The scientists recruited 12 healthy people into a randomized, single-blind, placebo-controlled crossover study
They wanted to measure what happened to the volunteers’ blood sugar and insulin levels after eating sugar alone, versus eating sugar plus a blend of berries.
The subjects consumed two different test meals on separate days:
Berry Meal – Pureed berries (150 grams / 5.3 oz of bilberries, blackcurrants, cranberries, and strawberries) plus white sugar (35 grams / 1.25 oz of sucrose).
Control Meal – White sugar (35 grams / 1.25 oz of sucrose) in water.
Blood samples were taken before the meals and at 15, 30, 45, 60, 90, and 120 minutes after starting to eat the meal.
Compared to the Control Meal, the Berry Meal resulted in lower blood glucose and insulin levels after 15 minutes.

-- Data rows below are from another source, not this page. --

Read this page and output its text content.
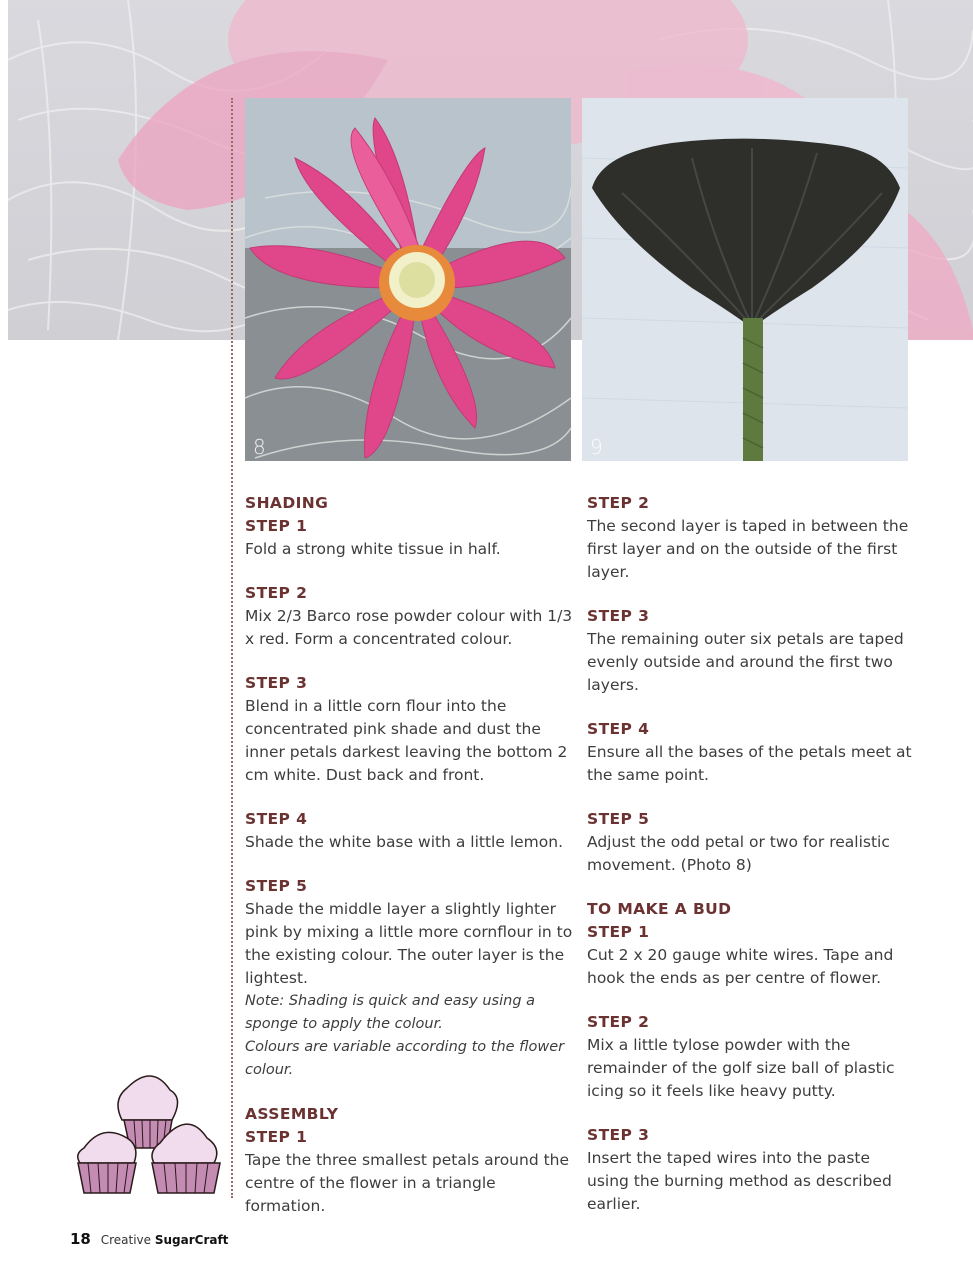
8	9
SHADING
STEP 1

Fold a strong white tissue in half.

STEP 2

Mix 2/3 Barco rose powder colour with 1/3 x red. Form a concentrated colour.

STEP 3

Blend in a little corn flour into the concentrated pink shade and dust the inner petals darkest leaving the bottom 2 cm white. Dust back and front.

STEP 4

Shade the white base with a little lemon.

STEP 5

Shade the middle layer a slightly lighter pink by mixing a little more cornflour in to the existing colour. The outer layer is the lightest.

Note: Shading is quick and easy using a sponge to apply the colour.

Colours are variable according to the flower colour.

ASSEMBLY
STEP 1

Tape the three smallest petals around the centre of the flower in a triangle formation.

STEP 2

The second layer is taped in between the first layer and on the outside of the first layer.

STEP 3

The remaining outer six petals are taped evenly outside and around the first two layers.

STEP 4

Ensure all the bases of the petals meet at the same point.

STEP 5

Adjust the odd petal or two for realistic movement. (Photo 8)

TO MAKE A BUD
STEP 1

Cut 2 x 20 gauge white wires. Tape and hook the ends as per centre of flower.

STEP 2

Mix a little tylose powder with the remainder of the golf size ball of plastic icing so it feels like heavy putty.

STEP 3

Insert the taped wires into the paste using the burning method as described earlier.

18 Creative SugarCraft
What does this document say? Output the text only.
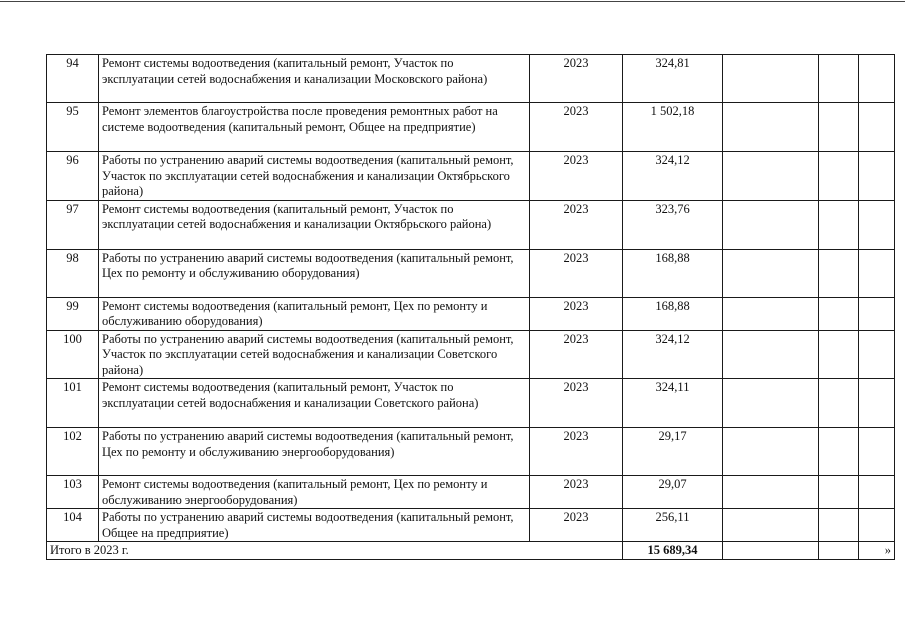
94	Ремонт системы водоотведения (капитальный ремонт, Участок по эксплуатации сетей водоснабжения и канализации Московского района)	2023	324,81			
95	Ремонт элементов благоустройства после проведения ремонтных работ на системе водоотведения (капитальный ремонт, Общее на предприятие)	2023	1 502,18			
96	Работы по устранению аварий системы водоотведения (капитальный ремонт, Участок по эксплуатации сетей водоснабжения и канализации Октябрьского района)	2023	324,12			
97	Ремонт системы водоотведения (капитальный ремонт, Участок по эксплуатации сетей водоснабжения и канализации Октябрьского района)	2023	323,76			
98	Работы по устранению аварий системы водоотведения (капитальный ремонт, Цех по ремонту и обслуживанию оборудования)	2023	168,88			
99	Ремонт системы водоотведения (капитальный ремонт, Цех по ремонту и обслуживанию оборудования)	2023	168,88			
100	Работы по устранению аварий системы водоотведения (капитальный ремонт, Участок по эксплуатации сетей водоснабжения и канализации Советского района)	2023	324,12			
101	Ремонт системы водоотведения (капитальный ремонт, Участок по эксплуатации сетей водоснабжения и канализации Советского района)	2023	324,11			
102	Работы по устранению аварий системы водоотведения (капитальный ремонт, Цех по ремонту и обслуживанию энергооборудования)	2023	29,17			
103	Ремонт системы водоотведения (капитальный ремонт, Цех по ремонту и обслуживанию энергооборудования)	2023	29,07			
104	Работы по устранению аварий системы водоотведения (капитальный ремонт, Общее на предприятие)	2023	256,11			
Итого в 2023 г.			15 689,34			»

Although the Berry Meal produces slightly higher blood sugar levels after 90 minutes, it reduced the maximum increases in blood glucose and insulin levels and improved the participants’ “glycemic profiles” ... which is more important (see our sidebar, “What is the “glycemic profile”?).
As the authors wrote, “These results suggest that the glycemic control after ingestion of sucrose can be improved by simultaneous consumption of berries.” (Törrönen R et al. 2012)

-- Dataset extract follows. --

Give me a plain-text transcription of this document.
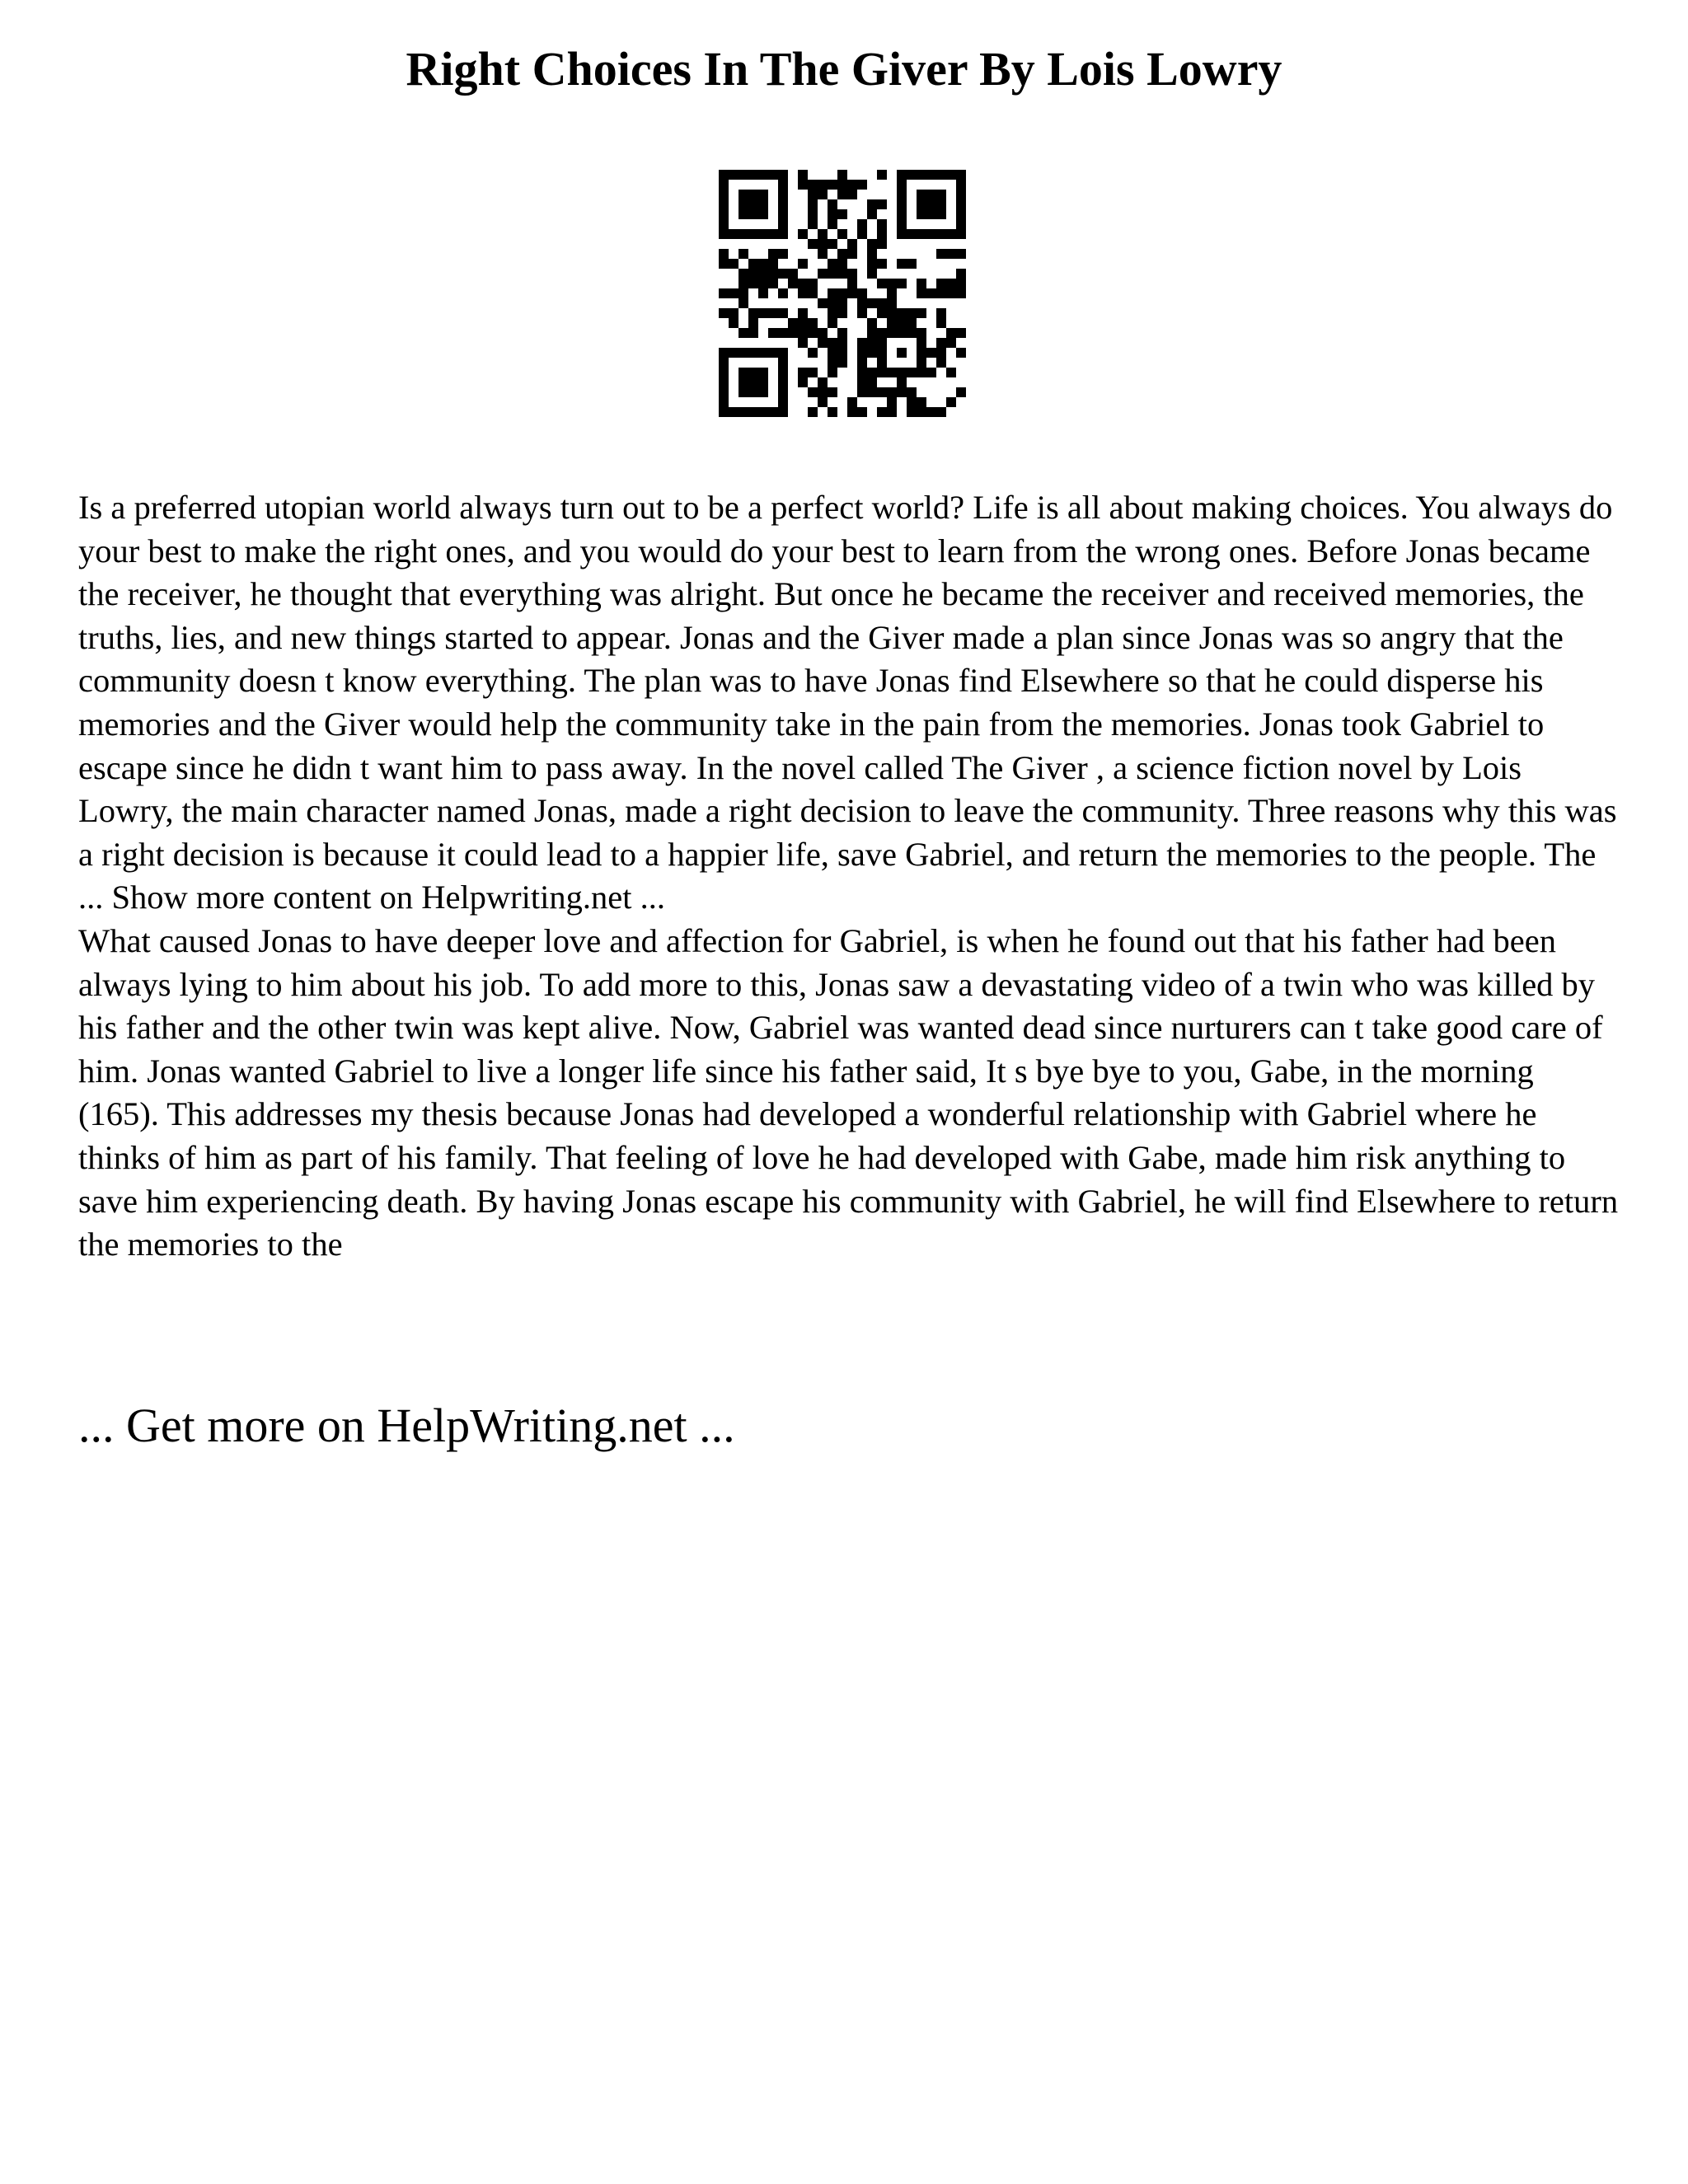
Right Choices In The Giver By Lois Lowry

Is a preferred utopian world always turn out to be a perfect world? Life is all about making choices. You always do your best to make the right ones, and you would do your best to learn from the wrong ones. Before Jonas became the receiver, he thought that everything was alright. But once he became the receiver and received memories, the truths, lies, and new things started to appear. Jonas and the Giver made a plan since Jonas was so angry that the community doesn t know everything. The plan was to have Jonas find Elsewhere so that he could disperse his memories and the Giver would help the community take in the pain from the memories. Jonas took Gabriel to escape since he didn t want him to pass away. In the novel called The Giver , a science fiction novel by Lois Lowry, the main character named Jonas, made a right decision to leave the community. Three reasons why this was a right decision is because it could lead to a happier life, save Gabriel, and return the memories to the people. The ... Show more content on Helpwriting.net ...

What caused Jonas to have deeper love and affection for Gabriel, is when he found out that his father had been always lying to him about his job. To add more to this, Jonas saw a devastating video of a twin who was killed by his father and the other twin was kept alive. Now, Gabriel was wanted dead since nurturers can t take good care of him. Jonas wanted Gabriel to live a longer life since his father said, It s bye bye to you, Gabe, in the morning (165). This addresses my thesis because Jonas had developed a wonderful relationship with Gabriel where he thinks of him as part of his family. That feeling of love he had developed with Gabe, made him risk anything to save him experiencing death. By having Jonas escape his community with Gabriel, he will find Elsewhere to return the memories to the

... Get more on HelpWriting.net ...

Linderborg KM, Jarvinen R, Lehtonen H-M, Viitanen M, Kallio HPT. The fiber and/or polyphenols present in lingonberries null the glycemic effect of the sugars present in the berries when consumed together with added glucose in healthy human volunteers. Nutrition Research doi: 10.1016/j.nutres.2012.06.004
Linderborg KM, Lehtonen HM, Järvinen R, Viitanen M, Kallio H. The fibres and polyphenols in sea buckthorn (Hippophaë rhamnoides) extraction residues delay postprandial lipemia. Int J Food Sci Nutr. 2012 Jun;63(4):483-90. Epub 2011 Nov 18.
Törrönen R, Sarkkinen E, Niskanen T, Tapola N, Kilpi K, Niskanen L. Postprandial glucose, insulin and glucagon-like peptide 1 responses to sucrose ingested with berries in healthy subjects. Br J Nutr. 2012 May;107(10):1445-51. Epub 2011 Sep 20.